The "Bush lied" meme makes me crazy for two reasons. The first is that Bush did not lie or cajole anyone into believing Saddam had WMD. The whole world's intelligence services --especially France's-- convinced Bush that he did. The UN believed it and issued 16 resolutions regarding it; France, Germany & England believed it. The very same politicians who now denounce Bush's "lies" believed it and voted accordingly. Saddam went out of his way to make everyone believe it. If I threaten to kill you with what turns out to be a very realistic looking fake gun, whose fault is it if you shoot me dead? Saddam is the only one who lied.


But columnist Fred Hiatt makes the second, more important point that is the real failure of the anti-war crowd.

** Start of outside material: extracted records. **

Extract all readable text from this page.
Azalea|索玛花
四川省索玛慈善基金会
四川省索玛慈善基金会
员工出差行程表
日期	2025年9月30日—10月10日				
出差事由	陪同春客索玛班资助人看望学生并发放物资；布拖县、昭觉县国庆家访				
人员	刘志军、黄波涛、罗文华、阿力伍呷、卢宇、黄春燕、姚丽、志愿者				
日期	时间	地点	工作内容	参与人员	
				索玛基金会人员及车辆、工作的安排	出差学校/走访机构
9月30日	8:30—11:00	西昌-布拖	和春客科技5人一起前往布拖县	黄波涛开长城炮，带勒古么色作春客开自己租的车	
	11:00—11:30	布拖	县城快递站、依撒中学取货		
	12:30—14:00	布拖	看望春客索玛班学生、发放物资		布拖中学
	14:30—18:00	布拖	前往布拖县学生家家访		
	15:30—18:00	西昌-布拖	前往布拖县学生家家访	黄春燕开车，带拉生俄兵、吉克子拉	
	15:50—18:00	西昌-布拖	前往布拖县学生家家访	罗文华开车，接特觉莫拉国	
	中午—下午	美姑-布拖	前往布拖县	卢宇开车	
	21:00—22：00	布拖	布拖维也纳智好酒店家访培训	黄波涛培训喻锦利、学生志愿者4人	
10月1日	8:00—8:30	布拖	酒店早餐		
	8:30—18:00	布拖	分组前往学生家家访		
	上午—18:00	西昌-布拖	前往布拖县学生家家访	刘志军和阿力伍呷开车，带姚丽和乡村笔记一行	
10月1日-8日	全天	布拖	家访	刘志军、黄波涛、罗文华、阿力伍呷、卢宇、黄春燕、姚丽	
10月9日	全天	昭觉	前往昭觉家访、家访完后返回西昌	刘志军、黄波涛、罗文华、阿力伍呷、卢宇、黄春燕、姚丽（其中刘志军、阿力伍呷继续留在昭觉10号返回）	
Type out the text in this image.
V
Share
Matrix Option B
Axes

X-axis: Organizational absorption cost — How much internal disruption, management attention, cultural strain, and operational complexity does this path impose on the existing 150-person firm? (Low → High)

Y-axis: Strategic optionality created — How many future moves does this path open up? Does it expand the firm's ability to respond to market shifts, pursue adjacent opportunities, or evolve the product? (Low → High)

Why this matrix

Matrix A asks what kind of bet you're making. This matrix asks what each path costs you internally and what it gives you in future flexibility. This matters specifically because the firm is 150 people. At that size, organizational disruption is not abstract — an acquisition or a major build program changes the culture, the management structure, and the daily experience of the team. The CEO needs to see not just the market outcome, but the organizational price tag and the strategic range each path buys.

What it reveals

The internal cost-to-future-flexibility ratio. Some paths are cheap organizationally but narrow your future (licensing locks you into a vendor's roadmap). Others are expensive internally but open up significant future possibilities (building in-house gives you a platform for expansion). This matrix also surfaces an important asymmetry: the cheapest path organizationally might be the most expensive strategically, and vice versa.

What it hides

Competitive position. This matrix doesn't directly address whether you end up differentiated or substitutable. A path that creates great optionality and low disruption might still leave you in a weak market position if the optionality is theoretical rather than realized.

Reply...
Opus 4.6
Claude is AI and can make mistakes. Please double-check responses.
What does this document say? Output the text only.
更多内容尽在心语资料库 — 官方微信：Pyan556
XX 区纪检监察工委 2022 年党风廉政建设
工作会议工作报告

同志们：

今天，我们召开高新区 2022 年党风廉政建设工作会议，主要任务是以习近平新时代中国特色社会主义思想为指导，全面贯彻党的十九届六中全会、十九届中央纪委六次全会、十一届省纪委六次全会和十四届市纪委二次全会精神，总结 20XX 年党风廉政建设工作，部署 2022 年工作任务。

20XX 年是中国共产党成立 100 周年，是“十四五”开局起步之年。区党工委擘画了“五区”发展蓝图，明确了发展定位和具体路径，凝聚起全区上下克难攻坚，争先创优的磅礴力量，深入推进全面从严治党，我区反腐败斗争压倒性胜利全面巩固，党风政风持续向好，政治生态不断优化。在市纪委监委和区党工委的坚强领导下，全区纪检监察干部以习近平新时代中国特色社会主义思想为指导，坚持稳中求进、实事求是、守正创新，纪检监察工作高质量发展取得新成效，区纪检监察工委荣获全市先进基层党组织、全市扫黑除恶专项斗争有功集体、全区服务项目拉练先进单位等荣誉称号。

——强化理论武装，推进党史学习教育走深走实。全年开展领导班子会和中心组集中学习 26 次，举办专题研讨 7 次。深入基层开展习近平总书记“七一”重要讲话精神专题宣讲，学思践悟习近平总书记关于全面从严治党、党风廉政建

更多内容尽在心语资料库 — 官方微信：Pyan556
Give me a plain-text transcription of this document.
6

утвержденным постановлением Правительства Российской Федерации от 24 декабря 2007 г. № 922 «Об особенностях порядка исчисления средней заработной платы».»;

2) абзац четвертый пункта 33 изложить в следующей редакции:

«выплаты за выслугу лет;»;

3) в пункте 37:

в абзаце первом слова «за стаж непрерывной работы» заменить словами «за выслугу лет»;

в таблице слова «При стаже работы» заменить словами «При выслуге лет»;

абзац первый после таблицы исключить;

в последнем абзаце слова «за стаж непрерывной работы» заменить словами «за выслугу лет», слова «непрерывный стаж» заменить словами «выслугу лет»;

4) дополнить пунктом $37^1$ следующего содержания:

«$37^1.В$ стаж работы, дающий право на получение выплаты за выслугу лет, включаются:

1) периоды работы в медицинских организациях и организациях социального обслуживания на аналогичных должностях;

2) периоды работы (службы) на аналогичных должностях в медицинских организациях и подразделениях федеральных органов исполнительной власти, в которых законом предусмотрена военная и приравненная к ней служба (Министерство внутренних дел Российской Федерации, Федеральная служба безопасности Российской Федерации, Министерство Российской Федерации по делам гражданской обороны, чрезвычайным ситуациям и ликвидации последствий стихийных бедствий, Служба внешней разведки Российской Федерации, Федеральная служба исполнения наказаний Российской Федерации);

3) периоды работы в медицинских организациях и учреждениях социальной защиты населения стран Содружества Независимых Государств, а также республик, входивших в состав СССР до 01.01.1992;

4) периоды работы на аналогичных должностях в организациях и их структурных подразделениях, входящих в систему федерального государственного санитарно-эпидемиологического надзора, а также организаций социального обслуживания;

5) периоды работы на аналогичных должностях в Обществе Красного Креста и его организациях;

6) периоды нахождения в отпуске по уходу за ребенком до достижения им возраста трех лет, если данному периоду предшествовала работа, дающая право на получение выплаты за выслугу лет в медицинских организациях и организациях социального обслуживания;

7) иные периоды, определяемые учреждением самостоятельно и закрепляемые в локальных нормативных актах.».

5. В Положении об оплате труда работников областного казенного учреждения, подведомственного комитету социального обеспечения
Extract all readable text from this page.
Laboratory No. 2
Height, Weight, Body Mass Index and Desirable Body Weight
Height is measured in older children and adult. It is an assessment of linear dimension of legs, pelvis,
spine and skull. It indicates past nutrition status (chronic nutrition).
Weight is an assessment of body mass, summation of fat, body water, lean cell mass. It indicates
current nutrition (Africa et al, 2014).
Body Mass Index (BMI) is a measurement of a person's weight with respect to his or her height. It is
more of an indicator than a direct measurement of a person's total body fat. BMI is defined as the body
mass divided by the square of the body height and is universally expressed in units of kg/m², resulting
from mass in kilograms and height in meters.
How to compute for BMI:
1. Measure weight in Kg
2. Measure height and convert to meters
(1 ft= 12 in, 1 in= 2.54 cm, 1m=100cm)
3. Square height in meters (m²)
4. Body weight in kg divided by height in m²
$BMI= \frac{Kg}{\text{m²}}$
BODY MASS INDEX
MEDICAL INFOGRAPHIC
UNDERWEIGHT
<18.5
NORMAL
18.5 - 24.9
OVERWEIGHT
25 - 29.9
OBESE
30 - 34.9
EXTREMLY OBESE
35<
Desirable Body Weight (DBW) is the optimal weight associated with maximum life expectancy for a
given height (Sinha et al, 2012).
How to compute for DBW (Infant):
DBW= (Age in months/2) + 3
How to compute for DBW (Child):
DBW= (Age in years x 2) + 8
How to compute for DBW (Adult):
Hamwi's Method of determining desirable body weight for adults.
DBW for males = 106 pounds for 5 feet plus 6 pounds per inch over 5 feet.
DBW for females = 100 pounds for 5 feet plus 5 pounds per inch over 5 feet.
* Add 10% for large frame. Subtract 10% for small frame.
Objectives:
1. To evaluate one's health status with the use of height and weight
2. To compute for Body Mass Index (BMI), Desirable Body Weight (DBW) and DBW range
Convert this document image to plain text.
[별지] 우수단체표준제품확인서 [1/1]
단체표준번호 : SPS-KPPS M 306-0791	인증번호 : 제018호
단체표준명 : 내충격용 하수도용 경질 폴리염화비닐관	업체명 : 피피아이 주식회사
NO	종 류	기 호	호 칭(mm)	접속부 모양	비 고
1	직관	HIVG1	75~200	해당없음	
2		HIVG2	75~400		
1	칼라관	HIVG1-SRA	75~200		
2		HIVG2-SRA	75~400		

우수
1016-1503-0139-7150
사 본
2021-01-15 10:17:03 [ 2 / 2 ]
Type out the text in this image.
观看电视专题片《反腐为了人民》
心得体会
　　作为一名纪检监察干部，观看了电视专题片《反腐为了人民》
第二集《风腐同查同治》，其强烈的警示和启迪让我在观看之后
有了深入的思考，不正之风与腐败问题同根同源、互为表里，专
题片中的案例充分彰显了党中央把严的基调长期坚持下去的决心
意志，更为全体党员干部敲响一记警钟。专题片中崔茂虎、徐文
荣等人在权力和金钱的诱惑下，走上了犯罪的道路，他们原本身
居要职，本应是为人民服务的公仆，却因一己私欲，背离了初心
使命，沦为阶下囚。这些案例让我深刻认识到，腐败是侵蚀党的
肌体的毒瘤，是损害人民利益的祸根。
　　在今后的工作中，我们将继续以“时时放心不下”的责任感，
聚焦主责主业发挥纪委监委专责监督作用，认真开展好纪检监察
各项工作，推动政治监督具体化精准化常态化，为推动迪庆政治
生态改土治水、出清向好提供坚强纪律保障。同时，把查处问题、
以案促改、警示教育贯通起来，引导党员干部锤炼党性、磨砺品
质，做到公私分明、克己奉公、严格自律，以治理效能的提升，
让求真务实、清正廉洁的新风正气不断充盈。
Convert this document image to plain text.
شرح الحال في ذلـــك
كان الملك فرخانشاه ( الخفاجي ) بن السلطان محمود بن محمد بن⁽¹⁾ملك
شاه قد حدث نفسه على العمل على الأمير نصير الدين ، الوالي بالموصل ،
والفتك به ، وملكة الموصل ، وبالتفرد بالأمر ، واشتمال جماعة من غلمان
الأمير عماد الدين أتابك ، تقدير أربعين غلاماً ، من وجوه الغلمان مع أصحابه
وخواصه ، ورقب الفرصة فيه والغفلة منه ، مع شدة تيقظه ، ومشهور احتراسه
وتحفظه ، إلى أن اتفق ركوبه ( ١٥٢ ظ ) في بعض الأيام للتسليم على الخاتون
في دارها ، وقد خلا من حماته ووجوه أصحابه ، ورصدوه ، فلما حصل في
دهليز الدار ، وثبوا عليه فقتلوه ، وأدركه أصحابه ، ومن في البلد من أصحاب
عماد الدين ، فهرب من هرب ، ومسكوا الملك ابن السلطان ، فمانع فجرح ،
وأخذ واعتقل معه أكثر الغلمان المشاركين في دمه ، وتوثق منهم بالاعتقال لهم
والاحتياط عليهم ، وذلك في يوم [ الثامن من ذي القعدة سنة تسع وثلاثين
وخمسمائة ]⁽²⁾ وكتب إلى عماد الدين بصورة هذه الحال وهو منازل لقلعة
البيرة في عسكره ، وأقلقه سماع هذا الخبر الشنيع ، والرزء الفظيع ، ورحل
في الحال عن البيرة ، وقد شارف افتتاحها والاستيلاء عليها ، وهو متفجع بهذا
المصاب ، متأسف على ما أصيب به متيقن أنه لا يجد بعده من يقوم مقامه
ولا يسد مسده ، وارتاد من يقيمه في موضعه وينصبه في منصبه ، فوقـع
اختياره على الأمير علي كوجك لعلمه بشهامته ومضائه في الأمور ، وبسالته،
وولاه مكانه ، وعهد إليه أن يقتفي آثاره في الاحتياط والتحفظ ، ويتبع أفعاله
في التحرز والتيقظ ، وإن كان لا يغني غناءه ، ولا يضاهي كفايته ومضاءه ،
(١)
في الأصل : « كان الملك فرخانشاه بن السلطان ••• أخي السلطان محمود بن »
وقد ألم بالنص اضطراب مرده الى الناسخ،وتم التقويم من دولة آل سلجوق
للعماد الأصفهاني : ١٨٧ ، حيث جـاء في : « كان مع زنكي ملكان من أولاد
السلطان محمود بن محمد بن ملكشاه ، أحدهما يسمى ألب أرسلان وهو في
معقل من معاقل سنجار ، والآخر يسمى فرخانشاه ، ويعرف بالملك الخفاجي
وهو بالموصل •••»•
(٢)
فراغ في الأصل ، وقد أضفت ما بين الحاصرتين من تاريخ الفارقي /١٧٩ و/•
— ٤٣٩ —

By making Bush a scapegoat, we ignore the underlying difficulty of intelligence failure --which, in the tricky cases of Iran and Pakistan--remains a huge problem both moral and political.
the phony "Bush lied" story line distracts from the biggest prewar failure: the fact that so much of the intelligence upon which Bush and Rockefeller and everyone else relied turned out to be tragically, catastrophically wrong.

And it trivializes a double dilemma that President Bill Clinton faced before Bush and that President Obama or McCain may well face after: when to act on a threat in the inevitable absence of perfect intelligence and how to mobilize popular support for such action, if deemed essential for national security, in a democracy that will always, and rightly, be reluctant.


Update: I could file this one under Annals of No Connection, but: US knew Saddam had good relationship with al-Zarqawi before the war.